EIT InnoEnergy, de Europese innovatiemotor op het gebied van duurzame energie, en Demeter Investment Managers, een grote private equity- en durfkapitaalonderneming, lanceren een fonds dat zich richt op een veerkrachtige en diverse toeleveringsketen van batterijgrondstoffen voor Europa.
Met een beoogde omvang van €500 miljoen bouwt het ‘EBA Strategic Battery Materials Fund’ voort op het succes van de European Battery Alliance in haar missie om een veerkrachtige Europese batterij-industrie te creëren. Het fonds wordt gelanceerd op een moment dat de Europese vraag naar batterijen sterk toeneemt, waardoor aanzienlijke hiaten aan het licht komen in de toeleveringsketen (mijnbouw, verwerking) van batterijmaterialen in de EU. In lijn met de CRMA-vereisten (Critical Raw Materials Act) van de EU om de te grote afhankelijkheid van de EU van buitenlandse aanvoer te verminderen, is het fonds gericht op het stimuleren van de eigen capaciteit voor strategische batterijmaterialen zoals lithium, nikkel, kobalt, mangaan en grafiet.
Volgens Diego Pavia, CEO van EIT InnoEnergy, moet Europa zijn inspanningen voor de productie van batterijgrondstoffen intensiveren om een bloeiende en veerkrachtige Europese batterijindustrie veilig te stellen. “Hoewel het bemoedigend is om een groeiende lijst van ambitieuze initiatieven en financiële stimulansen van publieke en private spelers te zien, is hun focus meestal gericht op volwassen projecten. We moeten ons ook richten op upstreamprojecten in een vroeg stadium die zich inzetten voor een duurzame, traceerbare en transparante toeleveringsketen van batterijmaterialen – en dat is precies wat het EBA Materials Fund zal leveren.”

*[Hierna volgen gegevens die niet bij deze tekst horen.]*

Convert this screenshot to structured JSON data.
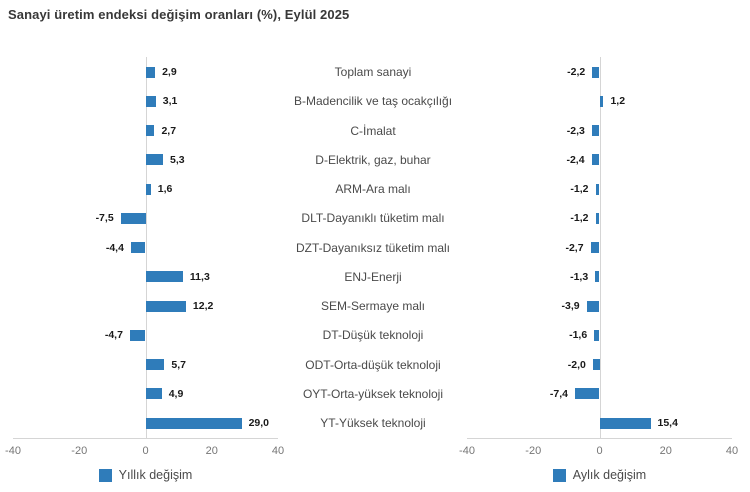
{
  "title": "Sanayi üretim endeksi değişim oranları (%), Eylül 2025",
  "colors": {
    "bar": "#2f7cba",
    "axis_line": "#d5d5d5",
    "tick_label": "#767676",
    "value_label": "#1a1a1a",
    "category_label": "#4a4a4a",
    "title": "#383838"
  },
  "chart_data": [
    {
      "type": "bar",
      "orientation": "horizontal",
      "legend": "Yıllık değişim",
      "categories": [
        "Toplam sanayi",
        "B-Madencilik ve taş ocakçılığı",
        "C-İmalat",
        "D-Elektrik, gaz, buhar",
        "ARM-Ara malı",
        "DLT-Dayanıklı tüketim malı",
        "DZT-Dayanıksız tüketim malı",
        "ENJ-Enerji",
        "SEM-Sermaye malı",
        "DT-Düşük teknoloji",
        "ODT-Orta-düşük teknoloji",
        "OYT-Orta-yüksek teknoloji",
        "YT-Yüksek teknoloji"
      ],
      "values": [
        2.9,
        3.1,
        2.7,
        5.3,
        1.6,
        -7.5,
        -4.4,
        11.3,
        12.2,
        -4.7,
        5.7,
        4.9,
        29.0
      ],
      "value_labels": [
        "2,9",
        "3,1",
        "2,7",
        "5,3",
        "1,6",
        "-7,5",
        "-4,4",
        "11,3",
        "12,2",
        "-4,7",
        "5,7",
        "4,9",
        "29,0"
      ],
      "xlim": [
        -40,
        40
      ],
      "xticks": [
        -40,
        -20,
        0,
        20,
        40
      ],
      "xtick_labels": [
        "-40",
        "-20",
        "0",
        "20",
        "40"
      ],
      "grid": "zero-line-only",
      "legend_position": "bottom-center"
    },
    {
      "type": "bar",
      "orientation": "horizontal",
      "legend": "Aylık değişim",
      "categories": [
        "Toplam sanayi",
        "B-Madencilik ve taş ocakçılığı",
        "C-İmalat",
        "D-Elektrik, gaz, buhar",
        "ARM-Ara malı",
        "DLT-Dayanıklı tüketim malı",
        "DZT-Dayanıksız tüketim malı",
        "ENJ-Enerji",
        "SEM-Sermaye malı",
        "DT-Düşük teknoloji",
        "ODT-Orta-düşük teknoloji",
        "OYT-Orta-yüksek teknoloji",
        "YT-Yüksek teknoloji"
      ],
      "values": [
        -2.2,
        1.2,
        -2.3,
        -2.4,
        -1.2,
        -1.2,
        -2.7,
        -1.3,
        -3.9,
        -1.6,
        -2.0,
        -7.4,
        15.4
      ],
      "value_labels": [
        "-2,2",
        "1,2",
        "-2,3",
        "-2,4",
        "-1,2",
        "-1,2",
        "-2,7",
        "-1,3",
        "-3,9",
        "-1,6",
        "-2,0",
        "-7,4",
        "15,4"
      ],
      "xlim": [
        -40,
        40
      ],
      "xticks": [
        -40,
        -20,
        0,
        20,
        40
      ],
      "xtick_labels": [
        "-40",
        "-20",
        "0",
        "20",
        "40"
      ],
      "grid": "zero-line-only",
      "legend_position": "bottom-center"
    }
  ]
}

Demeter zal optreden als fondsbeheerder en joint venture partner en brengt zijn rijke ervaring in Greentech en infrastructuur in. EIT InnoEnergy sluit daarop aan en Societé Generale zal optreden als exclusief financieel adviseur voor EIT InnoEnergy en Demeter, ter ondersteuning van de kapitaalwerving.

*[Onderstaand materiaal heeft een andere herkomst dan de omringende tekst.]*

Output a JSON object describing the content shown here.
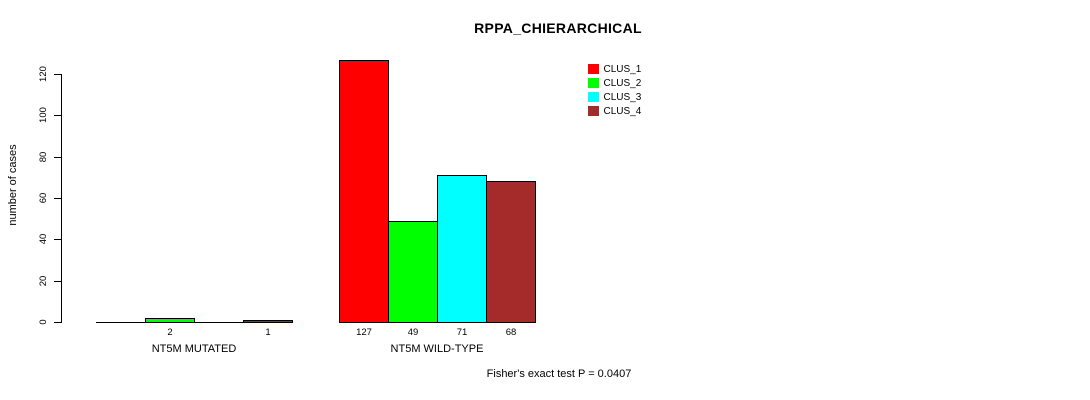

Tenminste 70% van de investeringen van het EBA Materials Fund zal worden besteed aan projecten die de eigen productie in de EU verhogen door mijnbouw, verwerking, raffinage en recycling in de EU en haar buurlanden. De resterende 30% zal gericht zijn op het vergroten van de grondstoffenaanvoer uit landen van het EU-grondstoffenpartnerschap, zoals Canada, Namibië en Argentinië.